Event Takeaways: What Will It Take? Operating Carbon-Free Buildings

August 2, 2021

This blog post originally appeared on the Building Innovation Hub website and is reposted here.

Recorded July 27, 2021


The Hub and Clark Construction Group recently hosted a conversation on the role building operations play in energy use and carbon emissions, the second event in the series, “What Will It Take? The Path to 2050 And Carbon-Free Buildings”. Theresa Backhus of the Building Innovation Hub set the stage explaining the need to think beyond compliance to leverage buildings as a tool for climate action, but that there is a challenge of segmentation within the building industry. Fernando Arias moderated a panel discussion that included audience questions.
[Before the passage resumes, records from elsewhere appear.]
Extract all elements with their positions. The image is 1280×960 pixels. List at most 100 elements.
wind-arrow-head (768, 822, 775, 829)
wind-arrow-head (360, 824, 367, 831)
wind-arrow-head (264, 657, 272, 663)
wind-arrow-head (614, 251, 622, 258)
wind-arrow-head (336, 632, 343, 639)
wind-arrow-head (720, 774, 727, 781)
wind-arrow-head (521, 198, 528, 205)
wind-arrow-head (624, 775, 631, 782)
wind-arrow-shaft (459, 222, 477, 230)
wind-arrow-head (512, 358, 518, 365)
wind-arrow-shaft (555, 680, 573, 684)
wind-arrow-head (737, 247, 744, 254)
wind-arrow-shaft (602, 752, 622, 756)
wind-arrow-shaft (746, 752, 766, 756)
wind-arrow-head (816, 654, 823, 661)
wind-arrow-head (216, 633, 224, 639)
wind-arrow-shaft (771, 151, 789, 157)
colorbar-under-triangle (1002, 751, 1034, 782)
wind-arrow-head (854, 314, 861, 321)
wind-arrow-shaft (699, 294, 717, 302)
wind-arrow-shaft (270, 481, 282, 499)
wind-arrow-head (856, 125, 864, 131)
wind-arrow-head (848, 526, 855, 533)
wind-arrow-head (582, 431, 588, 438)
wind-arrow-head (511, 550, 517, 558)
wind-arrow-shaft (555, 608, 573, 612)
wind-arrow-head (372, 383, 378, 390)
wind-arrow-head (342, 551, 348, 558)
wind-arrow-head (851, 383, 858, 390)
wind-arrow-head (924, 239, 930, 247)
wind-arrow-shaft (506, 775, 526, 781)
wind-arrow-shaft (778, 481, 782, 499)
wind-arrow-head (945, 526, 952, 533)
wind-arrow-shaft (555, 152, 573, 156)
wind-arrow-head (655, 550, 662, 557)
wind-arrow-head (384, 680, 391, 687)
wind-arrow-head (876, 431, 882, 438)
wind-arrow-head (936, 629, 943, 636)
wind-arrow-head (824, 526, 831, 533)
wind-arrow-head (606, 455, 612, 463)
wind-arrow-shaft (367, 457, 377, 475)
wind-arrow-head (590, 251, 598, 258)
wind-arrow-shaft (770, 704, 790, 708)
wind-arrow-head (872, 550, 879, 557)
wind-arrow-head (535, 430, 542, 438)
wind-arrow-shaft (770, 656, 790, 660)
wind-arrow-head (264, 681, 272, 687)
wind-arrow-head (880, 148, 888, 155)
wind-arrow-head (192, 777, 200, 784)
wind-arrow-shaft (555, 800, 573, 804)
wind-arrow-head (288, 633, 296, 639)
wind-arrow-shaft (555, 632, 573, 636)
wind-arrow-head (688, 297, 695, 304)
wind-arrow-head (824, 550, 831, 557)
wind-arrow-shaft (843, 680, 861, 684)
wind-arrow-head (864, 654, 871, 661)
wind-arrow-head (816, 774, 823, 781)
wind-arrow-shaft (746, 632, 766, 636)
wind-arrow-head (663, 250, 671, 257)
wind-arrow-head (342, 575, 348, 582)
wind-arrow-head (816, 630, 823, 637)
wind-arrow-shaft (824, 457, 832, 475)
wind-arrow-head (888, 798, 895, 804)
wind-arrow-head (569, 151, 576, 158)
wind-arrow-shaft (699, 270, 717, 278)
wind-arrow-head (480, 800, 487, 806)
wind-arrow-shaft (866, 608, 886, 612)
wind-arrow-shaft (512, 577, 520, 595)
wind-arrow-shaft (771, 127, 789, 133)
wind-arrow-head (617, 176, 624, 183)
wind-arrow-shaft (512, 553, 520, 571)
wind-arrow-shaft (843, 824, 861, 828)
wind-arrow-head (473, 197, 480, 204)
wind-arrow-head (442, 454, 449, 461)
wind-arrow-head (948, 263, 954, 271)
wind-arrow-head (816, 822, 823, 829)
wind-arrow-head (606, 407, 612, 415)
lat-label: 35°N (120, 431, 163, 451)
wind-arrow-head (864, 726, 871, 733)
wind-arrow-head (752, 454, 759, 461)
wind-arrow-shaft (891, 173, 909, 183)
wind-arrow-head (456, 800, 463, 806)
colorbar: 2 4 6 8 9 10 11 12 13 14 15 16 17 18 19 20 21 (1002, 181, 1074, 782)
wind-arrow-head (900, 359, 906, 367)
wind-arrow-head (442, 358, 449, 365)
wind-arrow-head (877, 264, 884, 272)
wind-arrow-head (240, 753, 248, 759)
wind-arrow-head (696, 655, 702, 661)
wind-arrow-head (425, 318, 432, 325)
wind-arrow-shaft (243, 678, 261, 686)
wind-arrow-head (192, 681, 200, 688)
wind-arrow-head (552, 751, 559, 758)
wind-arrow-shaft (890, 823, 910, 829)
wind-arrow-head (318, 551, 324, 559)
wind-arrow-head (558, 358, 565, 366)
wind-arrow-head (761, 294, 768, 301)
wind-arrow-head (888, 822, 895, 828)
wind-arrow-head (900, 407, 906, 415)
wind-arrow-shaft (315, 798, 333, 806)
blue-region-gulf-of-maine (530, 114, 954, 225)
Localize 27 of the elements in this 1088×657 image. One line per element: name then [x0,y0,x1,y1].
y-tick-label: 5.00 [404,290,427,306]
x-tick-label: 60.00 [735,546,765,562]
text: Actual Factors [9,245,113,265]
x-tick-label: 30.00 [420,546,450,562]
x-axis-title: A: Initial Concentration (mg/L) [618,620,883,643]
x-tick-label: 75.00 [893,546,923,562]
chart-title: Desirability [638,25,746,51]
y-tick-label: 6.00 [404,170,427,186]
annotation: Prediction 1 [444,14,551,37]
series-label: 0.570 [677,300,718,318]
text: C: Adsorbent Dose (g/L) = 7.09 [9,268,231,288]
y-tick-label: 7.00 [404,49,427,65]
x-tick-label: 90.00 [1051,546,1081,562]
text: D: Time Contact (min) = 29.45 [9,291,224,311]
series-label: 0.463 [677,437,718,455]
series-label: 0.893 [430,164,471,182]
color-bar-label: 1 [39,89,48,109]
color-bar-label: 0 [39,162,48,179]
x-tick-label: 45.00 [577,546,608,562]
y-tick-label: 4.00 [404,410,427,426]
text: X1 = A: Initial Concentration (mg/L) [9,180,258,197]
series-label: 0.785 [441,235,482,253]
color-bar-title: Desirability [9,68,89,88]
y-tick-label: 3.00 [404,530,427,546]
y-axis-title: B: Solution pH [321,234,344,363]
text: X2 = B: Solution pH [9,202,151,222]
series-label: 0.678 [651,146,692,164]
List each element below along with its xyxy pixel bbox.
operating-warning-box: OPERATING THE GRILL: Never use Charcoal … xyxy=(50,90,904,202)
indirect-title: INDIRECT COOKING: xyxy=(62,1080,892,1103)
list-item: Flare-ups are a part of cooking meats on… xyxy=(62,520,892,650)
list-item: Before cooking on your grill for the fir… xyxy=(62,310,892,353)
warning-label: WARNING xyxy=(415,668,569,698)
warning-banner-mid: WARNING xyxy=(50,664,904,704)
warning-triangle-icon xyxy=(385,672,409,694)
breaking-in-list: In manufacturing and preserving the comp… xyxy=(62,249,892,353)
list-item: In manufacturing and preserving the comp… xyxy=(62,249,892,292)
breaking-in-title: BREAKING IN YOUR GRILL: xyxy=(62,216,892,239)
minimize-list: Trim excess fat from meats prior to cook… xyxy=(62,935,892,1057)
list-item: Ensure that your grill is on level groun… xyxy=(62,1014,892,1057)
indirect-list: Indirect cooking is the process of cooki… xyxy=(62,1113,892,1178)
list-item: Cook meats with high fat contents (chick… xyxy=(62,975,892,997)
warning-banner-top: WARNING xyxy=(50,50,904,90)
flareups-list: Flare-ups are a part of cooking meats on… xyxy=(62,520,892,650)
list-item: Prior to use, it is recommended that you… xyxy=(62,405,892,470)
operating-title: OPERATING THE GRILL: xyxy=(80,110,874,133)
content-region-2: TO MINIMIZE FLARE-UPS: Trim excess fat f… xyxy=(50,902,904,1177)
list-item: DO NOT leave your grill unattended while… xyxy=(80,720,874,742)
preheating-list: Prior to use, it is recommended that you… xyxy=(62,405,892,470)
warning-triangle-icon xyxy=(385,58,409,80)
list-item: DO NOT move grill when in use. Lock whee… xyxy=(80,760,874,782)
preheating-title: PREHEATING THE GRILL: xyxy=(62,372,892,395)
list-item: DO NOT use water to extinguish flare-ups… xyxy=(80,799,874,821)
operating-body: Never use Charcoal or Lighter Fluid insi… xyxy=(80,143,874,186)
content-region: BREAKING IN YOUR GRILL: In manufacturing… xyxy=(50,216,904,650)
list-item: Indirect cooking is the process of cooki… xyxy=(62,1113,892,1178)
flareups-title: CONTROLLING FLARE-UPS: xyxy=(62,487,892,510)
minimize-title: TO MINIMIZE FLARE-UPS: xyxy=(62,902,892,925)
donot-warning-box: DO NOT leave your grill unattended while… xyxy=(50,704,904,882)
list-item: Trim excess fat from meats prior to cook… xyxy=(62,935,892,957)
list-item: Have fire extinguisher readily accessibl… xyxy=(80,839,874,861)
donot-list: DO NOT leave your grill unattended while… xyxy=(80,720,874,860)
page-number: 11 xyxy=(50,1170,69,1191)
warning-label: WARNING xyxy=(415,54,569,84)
The robust and insightful discussion is worth watching in its entirety, but here are some of the key takeaways:

1. For our health and our climate, we need to scale up the number of efficient retrofits

Cara Carmichael cited a quote, “The person who manages your building has a bigger impact on your health than your doctor,” which is from Dr. Joseph Allen, Deputy Director of the Harvard Education and Research Center for Occupational Safety & Health. Given the importance of indoor air quality, and recent research showing the seriously negative (and costly) consequences of burning fuels indoors, she argues we need to electrify buildings. Jeremey Alcorn agreed and emphasized that buildings have a significant impact on scope 1 and 2 carbon emissions. Carmichael said that, in the United States, we currently retrofit only one percent of our buildings per year. To reach our climate action goals of a 1.5-degree future, we need to increase the retrofit rate 3-4 times and have those retrofits with near-zero carbon. Bing Liu reasoned that we already have many efficient and effective technologies, but the real estate industry is inherently cautious, and uptake has been slow. Krista Egger expressed that if the money isn’t available for a complete retrofit or a partial build-out to zero carbon standards, buildings can at least be made-ready for electrification or solar PV in the future. It doesn’t have to be an all-or-nothing proposition to create positive change, and Fernando Arias discussed with the group the importance of considering all opportunities and challenges in the context of partnerships and working through integrated solutions.

2. Building operations must consider equity, especially for affordable housing

Egger stated that housing affordability and racial equity issues are threat multipliers and that climate change means we are adding to an already high energy burden that falls disproportionately on communities of color. A recent University of North Carolina at Chapel Hill study looked at several cities across the United States and found that in 97 of the cities they examined, people of color were exposed to temperatures two degrees higher than white residents. In DC, the median energy burden of black households is 70 percent higher than non-Hispanic white households. The challenge for affordable housing, and all housing, is ensuring buildings remain affordable to operate and resilient to shifting energy needs in rapid increase due to climate change.

3. Efficiency is an excellent financial investment when we look at it the right way

Egger pointed out that one major challenge when buildings are being developed is that the budgets for development and operations are separate, limiting opportunities to see the complete financial picture and the value of efficient and net-zero investments upfront. Liu confirmed that the right equipment technology is already available, but that there’s a misconception that it is always more expensive than business as usual. Carmichael emphasized that if we can right-time retrofits to building lifecycle activities, we can make them cost-effective. This includes opportunities during tenant turnover and at the end-of-life for major operating equipment.

4. We need to listen to others and frame problems in terms that resonate with their values

Liu offered that, as an engineer, she has been trained in technical details, but persuasive presentations mean focusing on why your audience should care about a particular concept. Alcorn agreed: he focuses on active listening, which is a skill set he uses in his day-to-day work, and even with family members who don’t understand the need for technologies such as solar panels or a microgrid, for example. In many cases, it’s helpful to show that there are financial savings and/or that there’s a significant risk reduction for people inside the building.

5. We need to get people excited about buildings to scale our workforce

Liu pointed out that new building performance laws are spurring demand for energy efficiency products and services that can help build a market for efficiency and resiliency-related services and incentivize contractors to strengthen their knowledge of relevant concepts. Alcorn argued that we need the equivalent of a Kennedy-era mobilization of Americans to join the building workforce. We need to get young people excited about buildings for them to see that they can make a good living working on them. Carmichael says we need to scale up the workforce just as much or more as we need to scale retrofits, and that we should orient people to carbon-related metrics. Arias further supported this by emphasizing the need to translate skills in the new carbon-free economy. He ultimately sees workforce development programs as a key to building wider capacity in the supply chain, which is essential to scale “decarbonization” retrofits. Additionally, programs could be offered where people already are, including online and in local community colleges and vocational schools. Building industry workforce development should, and can, be rooted in communities. Egger mentioned the excellent work that Emerald Cities Collaborative is doing to help communities of color benefit from this growing demand.